The editor of the Journal of the Medical Association has peeled back a controversial rule adopted three years ago to protect the integrity of clinical trials. Dr. Howard Bauchner, in an editorial posted online, wrote that requiring outside academic biostatisticians to review the findings of industry-funded clinical trials will no longer be a requirement for publication. "Advances over the past decade in standards of clinical trial reporting, enhanced understanding of the threats to validity of clinical research, increasing data transparency, and our experience support the change in policy," he wrote.

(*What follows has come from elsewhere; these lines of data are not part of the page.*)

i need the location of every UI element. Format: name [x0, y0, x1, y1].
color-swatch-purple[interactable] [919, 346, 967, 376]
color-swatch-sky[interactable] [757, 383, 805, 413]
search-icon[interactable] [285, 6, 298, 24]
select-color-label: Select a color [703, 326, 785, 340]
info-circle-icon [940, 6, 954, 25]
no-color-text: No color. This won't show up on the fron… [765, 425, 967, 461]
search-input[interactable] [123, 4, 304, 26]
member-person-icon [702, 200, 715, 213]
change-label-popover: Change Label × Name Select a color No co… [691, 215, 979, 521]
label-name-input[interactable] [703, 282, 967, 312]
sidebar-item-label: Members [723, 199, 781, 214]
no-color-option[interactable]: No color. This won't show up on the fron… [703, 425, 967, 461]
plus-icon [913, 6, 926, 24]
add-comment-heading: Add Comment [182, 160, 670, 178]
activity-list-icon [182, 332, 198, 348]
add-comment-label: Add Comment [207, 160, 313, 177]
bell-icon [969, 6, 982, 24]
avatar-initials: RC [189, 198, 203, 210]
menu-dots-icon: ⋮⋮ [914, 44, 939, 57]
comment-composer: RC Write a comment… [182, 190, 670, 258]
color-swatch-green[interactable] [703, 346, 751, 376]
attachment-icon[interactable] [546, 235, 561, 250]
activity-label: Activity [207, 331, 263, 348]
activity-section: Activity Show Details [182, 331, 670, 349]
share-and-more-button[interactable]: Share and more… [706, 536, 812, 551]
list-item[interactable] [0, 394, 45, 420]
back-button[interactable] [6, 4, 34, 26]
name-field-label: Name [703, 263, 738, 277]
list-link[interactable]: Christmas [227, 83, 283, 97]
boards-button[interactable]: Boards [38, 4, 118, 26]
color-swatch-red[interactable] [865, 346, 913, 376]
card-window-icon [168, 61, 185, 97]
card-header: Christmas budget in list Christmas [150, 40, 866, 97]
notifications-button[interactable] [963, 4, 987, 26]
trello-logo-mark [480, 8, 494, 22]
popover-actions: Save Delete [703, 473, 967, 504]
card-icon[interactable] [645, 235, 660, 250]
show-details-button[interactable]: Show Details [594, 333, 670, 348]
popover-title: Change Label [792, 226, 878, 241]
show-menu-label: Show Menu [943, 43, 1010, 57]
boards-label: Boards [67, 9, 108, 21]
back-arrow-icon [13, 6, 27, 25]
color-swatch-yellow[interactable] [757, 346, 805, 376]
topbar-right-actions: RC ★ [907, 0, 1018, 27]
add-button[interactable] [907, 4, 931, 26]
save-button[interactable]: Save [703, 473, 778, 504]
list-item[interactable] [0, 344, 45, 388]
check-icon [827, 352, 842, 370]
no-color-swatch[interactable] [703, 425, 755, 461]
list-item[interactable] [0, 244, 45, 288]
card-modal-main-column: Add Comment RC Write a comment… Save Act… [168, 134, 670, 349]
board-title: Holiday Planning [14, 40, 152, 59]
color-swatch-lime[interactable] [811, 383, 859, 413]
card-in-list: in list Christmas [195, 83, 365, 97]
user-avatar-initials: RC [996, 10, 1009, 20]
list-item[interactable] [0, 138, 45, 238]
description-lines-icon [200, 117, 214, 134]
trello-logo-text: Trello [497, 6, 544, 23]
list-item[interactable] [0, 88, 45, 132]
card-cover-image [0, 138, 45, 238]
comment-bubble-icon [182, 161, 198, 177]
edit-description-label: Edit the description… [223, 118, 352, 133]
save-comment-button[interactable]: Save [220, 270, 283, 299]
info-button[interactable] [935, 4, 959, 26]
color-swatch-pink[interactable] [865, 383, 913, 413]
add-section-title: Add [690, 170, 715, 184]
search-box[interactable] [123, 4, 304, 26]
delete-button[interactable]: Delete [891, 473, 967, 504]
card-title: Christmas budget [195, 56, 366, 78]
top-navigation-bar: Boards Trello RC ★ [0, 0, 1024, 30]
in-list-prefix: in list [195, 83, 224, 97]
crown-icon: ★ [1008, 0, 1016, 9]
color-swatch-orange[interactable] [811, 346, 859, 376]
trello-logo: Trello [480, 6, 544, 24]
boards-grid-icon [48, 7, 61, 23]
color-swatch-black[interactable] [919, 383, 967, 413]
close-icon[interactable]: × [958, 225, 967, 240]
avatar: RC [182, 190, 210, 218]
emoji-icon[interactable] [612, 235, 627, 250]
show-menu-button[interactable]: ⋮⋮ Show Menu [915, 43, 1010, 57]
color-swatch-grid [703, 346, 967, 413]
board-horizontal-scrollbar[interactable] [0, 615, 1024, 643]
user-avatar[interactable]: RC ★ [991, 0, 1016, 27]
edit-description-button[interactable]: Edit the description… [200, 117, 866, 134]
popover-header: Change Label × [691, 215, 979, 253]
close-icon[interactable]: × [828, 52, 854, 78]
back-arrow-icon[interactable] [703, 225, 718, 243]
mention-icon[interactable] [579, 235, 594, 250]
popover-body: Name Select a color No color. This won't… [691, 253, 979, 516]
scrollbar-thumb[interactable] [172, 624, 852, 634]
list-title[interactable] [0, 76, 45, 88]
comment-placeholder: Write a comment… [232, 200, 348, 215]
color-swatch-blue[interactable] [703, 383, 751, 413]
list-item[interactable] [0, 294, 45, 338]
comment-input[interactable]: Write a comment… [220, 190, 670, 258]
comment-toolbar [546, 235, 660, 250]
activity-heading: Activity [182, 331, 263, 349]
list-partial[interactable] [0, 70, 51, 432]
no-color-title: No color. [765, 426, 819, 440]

JAMA relaxes rules on clinical trial reporting of industry-sponsored trials
The current policy was put in place by previous editor Catherine DeAngelis in 2010 after a U.S. Senate Finance Committee report concluded that GlaxoSmithKline had withheld data from the scientific steering committee for the pivotal clinical trial testing its diabetes drug Avandia. Three years earlier, Cleveland Clinic cardiologist Steven Nissen had published an analysis of the trial suggesting the drug caused an excess of heart attacks and cardiovascular-related deaths in diabetes patients, which had not been reported by Glaxo. In a scathing commentary written at the time, DeAngelis and deputy editor Phil Fontanarosa wrote that "it is now time for all editors to require that academic researchers have full access to all trial data and that all industry-sponsored trials include independent statistical analysis and assurance."
The Food and Drug Administration eventually slapped strict controls on use of Avandia. But earlier this month, the agency called an extraordinary two-day meeting of an FDA advisory committee to review the evidence. The committee narrowly voted to relax controls on Avandia.